J Neurotrauma. 2017 Oct 1;34(19):2713-2720. doi: 10.1089/neu.2016.4885. Epub 2017
May 17.

Scheenen ME(1), Visser-Keizer AC(1), de Koning ME(2), van der Horn HJ(2), van de
Sande P(3), van Kessel M(4), van der Naalt J(2), Spikman JM(1).

Many patients do not return to work (RTW) after mild traumatic brain injury
(mTBI) because of persistent complaints that are often resistant to therapy in
the chronic phase. Recent studies suggest that psychological interventions should
be implemented early post-injury to prevent patients from developing chronic
complaints. This study is a randomized, controlled trial that examines the
effectiveness of a newly developed cognitive behavioral therapy (CBT)

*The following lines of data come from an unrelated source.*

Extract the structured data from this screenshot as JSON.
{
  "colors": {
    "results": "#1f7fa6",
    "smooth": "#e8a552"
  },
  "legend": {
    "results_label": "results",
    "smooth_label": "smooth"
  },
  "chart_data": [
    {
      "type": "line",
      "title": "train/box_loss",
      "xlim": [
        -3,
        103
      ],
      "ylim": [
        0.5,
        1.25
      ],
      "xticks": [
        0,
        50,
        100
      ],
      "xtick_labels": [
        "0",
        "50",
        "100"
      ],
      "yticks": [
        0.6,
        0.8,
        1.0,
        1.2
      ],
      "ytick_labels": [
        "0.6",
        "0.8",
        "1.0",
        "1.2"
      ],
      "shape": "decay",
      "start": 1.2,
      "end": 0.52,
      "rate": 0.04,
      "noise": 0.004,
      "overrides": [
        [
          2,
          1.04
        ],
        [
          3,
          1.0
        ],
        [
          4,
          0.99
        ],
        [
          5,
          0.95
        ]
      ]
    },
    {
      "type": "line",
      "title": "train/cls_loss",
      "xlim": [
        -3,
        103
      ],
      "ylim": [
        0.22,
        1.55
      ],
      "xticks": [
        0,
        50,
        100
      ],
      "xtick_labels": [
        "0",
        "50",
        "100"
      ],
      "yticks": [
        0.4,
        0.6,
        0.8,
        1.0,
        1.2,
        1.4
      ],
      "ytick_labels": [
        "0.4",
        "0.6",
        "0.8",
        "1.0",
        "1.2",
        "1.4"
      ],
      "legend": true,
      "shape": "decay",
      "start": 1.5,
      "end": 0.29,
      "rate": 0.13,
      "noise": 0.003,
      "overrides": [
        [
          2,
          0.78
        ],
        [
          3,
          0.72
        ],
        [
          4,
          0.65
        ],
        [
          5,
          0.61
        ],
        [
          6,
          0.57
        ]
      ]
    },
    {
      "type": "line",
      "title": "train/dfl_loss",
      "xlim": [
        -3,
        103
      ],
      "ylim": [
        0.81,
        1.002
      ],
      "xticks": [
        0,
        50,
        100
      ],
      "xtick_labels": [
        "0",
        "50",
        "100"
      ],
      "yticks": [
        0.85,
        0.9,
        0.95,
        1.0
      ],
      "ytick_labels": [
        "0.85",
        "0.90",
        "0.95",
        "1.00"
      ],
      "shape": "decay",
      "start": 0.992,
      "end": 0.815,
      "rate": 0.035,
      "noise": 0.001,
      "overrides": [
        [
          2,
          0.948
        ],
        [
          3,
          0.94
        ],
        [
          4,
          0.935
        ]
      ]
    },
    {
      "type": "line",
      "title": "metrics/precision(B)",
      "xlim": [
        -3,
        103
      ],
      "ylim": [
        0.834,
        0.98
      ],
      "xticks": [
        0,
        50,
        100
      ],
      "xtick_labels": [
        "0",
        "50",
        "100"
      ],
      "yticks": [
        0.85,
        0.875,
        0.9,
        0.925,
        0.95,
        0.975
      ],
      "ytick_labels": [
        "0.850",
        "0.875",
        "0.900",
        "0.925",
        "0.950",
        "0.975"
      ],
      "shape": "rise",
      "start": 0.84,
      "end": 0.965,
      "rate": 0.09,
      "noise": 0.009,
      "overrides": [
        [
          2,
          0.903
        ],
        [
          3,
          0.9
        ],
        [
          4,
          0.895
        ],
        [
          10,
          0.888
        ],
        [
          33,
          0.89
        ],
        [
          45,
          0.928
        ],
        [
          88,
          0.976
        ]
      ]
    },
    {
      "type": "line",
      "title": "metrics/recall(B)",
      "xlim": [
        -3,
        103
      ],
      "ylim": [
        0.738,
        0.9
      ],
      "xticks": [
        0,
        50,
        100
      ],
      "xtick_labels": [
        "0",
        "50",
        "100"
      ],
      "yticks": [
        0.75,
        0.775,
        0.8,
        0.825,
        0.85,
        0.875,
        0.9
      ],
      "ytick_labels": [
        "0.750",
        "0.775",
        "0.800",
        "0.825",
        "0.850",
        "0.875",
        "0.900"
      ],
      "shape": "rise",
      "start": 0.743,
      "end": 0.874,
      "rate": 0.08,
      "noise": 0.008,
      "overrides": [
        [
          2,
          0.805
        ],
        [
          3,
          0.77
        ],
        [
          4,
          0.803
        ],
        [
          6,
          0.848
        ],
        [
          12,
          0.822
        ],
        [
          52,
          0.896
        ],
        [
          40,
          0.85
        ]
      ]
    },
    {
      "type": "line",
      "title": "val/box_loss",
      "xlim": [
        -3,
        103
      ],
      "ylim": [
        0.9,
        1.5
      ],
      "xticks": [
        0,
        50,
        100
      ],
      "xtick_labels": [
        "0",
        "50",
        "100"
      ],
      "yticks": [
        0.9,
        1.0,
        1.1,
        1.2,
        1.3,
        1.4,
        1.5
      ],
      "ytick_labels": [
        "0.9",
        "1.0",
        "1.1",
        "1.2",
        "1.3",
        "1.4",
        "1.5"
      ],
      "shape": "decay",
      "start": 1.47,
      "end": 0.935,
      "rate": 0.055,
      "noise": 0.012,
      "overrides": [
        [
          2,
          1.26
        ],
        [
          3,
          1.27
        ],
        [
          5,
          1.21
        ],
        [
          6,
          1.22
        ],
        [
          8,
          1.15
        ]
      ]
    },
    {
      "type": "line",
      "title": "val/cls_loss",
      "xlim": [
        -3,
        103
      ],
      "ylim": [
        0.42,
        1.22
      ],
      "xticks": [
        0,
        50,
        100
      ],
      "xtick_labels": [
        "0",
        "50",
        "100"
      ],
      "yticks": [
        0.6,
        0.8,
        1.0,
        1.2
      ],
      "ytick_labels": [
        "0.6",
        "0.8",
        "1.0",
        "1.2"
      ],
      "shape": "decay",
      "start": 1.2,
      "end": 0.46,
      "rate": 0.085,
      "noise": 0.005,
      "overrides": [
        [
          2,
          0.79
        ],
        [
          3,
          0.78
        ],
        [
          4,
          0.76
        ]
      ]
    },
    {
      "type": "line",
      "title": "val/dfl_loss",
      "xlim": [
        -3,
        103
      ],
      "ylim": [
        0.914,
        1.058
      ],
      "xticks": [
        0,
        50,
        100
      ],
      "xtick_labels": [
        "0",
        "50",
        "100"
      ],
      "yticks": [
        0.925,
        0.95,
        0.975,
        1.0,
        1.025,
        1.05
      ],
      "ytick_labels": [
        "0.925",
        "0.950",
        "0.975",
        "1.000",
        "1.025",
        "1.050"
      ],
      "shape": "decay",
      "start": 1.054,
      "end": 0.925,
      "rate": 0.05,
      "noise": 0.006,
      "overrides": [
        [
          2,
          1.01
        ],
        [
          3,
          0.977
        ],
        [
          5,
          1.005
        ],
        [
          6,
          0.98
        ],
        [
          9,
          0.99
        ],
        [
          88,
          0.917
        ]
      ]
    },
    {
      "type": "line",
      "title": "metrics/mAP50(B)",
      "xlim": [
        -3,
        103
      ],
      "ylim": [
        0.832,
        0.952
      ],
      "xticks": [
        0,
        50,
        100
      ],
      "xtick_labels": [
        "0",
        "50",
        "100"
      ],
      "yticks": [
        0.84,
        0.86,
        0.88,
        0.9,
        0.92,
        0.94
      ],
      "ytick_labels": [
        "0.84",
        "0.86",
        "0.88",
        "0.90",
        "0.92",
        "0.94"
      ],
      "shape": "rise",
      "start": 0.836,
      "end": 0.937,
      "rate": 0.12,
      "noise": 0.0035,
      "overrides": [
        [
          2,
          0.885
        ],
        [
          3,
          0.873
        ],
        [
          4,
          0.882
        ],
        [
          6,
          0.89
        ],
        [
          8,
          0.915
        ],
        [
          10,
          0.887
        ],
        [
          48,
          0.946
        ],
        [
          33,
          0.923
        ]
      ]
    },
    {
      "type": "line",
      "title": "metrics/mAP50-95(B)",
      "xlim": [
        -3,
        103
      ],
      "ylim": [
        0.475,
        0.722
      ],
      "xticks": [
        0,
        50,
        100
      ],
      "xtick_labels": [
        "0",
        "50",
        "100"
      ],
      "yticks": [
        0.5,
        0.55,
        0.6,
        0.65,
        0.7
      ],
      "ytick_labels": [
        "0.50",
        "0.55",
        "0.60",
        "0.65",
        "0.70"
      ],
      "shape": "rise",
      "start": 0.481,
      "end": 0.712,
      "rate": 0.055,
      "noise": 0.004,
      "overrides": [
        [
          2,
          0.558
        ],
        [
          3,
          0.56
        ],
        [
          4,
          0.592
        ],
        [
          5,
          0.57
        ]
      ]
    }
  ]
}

intervention (CBTi) compared to telephonic counseling (TC) in at-risk mTBI
patients (patients with high reports of early complaints). Patients underwent
either five sessions of CBT treatment or five phone conversations starting 4-6
weeks post-trauma. The main outcome measure was RTW 6 and 12 months post-trauma.
Secondary measures comprised functional outcome at 6 and 12 months, and
depression, anxiety, and reported post-traumatic complaints at 3, 6, and 12
months post-injury. After excluding dropouts, CBTi consisted of 39 patients and
TC of 45 patients. No significant differences were found with regard to RTW, with
65% of CBTi patients and 67% of TC patients reporting a RTW at previous level.
However, TC patients reported fewer complaints at 3 (8 vs. 6; p = 0.010) and 12
months post-injury (9 vs. 5; p = 0.006), and more patients in the TC group showed
a full recovery 12 months post-injury compared to the CBTi group (62% vs. 39%).
The results of this study suggest that early follow-up of at-risk patients can
have a positive influence on patients' well-being, and that a low-intensive,
low-cost telephonic intervention might be more effective than a CBT intervention
at improving outcome in at-risk patients.